逆に、この日ホンダは予想を上回る出来事も経験した。一度コクピットを降りながら、再び乗り込んでからはチェッカーフラッグが振られるまでテストを続けたバトンからの、パワーユニットに対する評価である。

「今日一番驚いたのは、デプロイが大きく改善されていたことだ。1日を通して安定して働いていたし、ロングランでも機能していた。デプロイが改善されたおかげで、マシンの他の弱点も明確になり、今後はマシンをより早く進化させていくことができるだろう」

 その言葉を、テスト終了後のデブリーフィングで聞いたという中村チーフエンジニアは「だって、さくらの研究所のエンジニアやミルトンキーンズのスタッフが、ここまで必死に頑張ってくれましたから」と思わず微笑んだ。
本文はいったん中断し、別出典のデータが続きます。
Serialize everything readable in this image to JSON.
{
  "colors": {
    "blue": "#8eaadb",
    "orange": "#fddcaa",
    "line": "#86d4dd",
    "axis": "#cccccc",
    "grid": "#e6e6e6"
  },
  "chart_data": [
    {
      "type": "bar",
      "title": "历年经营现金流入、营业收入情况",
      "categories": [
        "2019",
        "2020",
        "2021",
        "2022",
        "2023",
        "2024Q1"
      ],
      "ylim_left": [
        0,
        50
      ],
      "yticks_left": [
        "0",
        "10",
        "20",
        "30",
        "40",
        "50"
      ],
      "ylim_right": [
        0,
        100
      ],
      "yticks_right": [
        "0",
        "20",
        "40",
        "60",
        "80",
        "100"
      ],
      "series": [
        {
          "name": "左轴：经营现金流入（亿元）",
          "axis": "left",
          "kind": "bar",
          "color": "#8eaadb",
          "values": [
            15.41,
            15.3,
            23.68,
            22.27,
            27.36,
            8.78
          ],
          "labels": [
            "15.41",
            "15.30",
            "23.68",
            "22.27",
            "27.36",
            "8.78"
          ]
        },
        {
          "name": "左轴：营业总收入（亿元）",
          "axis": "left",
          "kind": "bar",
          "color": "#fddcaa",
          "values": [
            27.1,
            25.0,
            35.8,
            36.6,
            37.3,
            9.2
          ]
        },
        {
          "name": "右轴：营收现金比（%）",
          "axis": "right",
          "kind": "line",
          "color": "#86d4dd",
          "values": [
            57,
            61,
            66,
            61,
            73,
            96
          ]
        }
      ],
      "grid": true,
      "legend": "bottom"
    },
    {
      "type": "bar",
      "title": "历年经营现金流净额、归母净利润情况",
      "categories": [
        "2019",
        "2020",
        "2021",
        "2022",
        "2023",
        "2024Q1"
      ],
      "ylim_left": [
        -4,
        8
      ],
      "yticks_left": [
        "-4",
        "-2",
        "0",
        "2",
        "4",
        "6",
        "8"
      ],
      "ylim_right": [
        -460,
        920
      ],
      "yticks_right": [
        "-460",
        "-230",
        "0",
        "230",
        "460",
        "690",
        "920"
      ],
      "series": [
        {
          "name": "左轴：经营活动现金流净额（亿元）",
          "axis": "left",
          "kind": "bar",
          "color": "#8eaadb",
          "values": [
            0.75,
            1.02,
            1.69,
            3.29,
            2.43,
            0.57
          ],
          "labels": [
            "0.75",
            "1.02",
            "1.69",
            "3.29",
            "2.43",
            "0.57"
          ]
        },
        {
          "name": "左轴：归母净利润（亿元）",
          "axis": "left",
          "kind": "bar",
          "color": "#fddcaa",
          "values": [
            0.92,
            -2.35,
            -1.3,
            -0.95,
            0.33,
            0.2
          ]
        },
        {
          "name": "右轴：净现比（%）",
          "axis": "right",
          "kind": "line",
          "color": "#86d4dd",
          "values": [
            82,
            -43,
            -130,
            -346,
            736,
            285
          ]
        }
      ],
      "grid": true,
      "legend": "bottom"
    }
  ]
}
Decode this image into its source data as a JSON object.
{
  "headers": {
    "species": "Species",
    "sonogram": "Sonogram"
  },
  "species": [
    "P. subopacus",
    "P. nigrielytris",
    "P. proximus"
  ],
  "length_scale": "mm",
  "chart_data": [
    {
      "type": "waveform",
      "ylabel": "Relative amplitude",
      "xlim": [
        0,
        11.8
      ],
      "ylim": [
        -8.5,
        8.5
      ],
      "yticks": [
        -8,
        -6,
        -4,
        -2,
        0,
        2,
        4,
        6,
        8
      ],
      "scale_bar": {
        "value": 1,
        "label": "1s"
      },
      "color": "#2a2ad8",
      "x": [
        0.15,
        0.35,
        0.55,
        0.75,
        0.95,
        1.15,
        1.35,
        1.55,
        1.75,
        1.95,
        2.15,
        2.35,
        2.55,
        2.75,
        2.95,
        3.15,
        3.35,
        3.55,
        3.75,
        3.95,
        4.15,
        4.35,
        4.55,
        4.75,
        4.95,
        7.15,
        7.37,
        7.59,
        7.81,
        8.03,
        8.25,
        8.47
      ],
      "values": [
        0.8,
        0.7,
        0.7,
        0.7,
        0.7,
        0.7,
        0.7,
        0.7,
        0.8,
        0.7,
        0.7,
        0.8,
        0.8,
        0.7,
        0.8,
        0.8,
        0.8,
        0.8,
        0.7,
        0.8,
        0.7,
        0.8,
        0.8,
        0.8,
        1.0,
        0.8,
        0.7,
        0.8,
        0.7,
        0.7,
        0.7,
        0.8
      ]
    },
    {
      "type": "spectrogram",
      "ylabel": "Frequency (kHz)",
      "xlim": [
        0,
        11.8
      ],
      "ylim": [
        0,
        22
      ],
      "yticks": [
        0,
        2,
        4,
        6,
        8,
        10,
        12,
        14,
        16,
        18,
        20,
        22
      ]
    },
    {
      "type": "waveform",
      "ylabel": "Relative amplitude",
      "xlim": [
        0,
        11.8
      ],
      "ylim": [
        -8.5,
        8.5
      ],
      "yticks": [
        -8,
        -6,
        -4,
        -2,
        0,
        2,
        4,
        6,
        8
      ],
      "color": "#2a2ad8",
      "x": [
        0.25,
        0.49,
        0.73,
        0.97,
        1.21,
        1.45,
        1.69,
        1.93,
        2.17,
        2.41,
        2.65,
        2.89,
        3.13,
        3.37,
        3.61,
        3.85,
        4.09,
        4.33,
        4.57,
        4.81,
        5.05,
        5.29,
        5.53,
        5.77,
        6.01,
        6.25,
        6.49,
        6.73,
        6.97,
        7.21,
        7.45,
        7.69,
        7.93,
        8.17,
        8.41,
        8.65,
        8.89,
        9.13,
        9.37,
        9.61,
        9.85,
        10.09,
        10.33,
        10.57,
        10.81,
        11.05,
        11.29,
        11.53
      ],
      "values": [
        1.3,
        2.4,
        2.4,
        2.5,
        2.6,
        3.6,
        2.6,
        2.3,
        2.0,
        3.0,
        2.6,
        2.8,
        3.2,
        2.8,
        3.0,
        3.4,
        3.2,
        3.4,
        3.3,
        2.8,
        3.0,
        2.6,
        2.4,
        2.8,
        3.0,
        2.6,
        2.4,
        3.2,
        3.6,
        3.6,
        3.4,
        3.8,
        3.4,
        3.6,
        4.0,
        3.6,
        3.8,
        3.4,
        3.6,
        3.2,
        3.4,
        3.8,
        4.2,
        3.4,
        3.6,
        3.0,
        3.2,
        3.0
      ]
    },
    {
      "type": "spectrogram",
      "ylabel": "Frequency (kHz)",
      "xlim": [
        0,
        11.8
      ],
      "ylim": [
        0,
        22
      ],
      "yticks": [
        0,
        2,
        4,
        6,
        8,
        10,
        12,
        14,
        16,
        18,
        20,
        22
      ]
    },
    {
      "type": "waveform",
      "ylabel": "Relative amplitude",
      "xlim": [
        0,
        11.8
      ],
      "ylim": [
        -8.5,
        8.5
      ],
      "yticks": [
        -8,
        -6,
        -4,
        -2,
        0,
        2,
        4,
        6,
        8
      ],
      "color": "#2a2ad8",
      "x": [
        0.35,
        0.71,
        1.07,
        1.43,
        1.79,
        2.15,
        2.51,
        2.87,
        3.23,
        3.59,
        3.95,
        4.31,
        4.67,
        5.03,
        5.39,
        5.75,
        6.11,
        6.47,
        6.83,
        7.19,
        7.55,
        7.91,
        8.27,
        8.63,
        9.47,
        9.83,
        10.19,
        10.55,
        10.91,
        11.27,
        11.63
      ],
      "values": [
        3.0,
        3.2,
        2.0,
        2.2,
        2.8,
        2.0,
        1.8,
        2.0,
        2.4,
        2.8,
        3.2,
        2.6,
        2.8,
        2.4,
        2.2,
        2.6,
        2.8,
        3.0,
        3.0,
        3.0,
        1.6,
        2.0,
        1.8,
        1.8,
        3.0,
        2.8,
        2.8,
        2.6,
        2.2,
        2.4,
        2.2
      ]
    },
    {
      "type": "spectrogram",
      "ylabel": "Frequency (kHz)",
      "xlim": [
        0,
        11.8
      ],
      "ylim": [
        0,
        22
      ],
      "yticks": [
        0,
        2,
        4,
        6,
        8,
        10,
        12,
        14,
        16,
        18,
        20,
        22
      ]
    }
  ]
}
しかし、こうも続けた。

「でも私たちが目指す目標には、実はまだ足りていない部分もある。もう少し改善したパワーユニットをできるだけ早く投入したい」

 初日マクラーレン・ホンダのバトンが記録したベストタイムは11台中、6位。しかし、タイムよりも走破した周回数に1年間の成長を感じた。バルセロナ合同テスト初日に刻んだ84周は、昨年最初のへレス・テスト4日間での合計79周を、すでに超えている。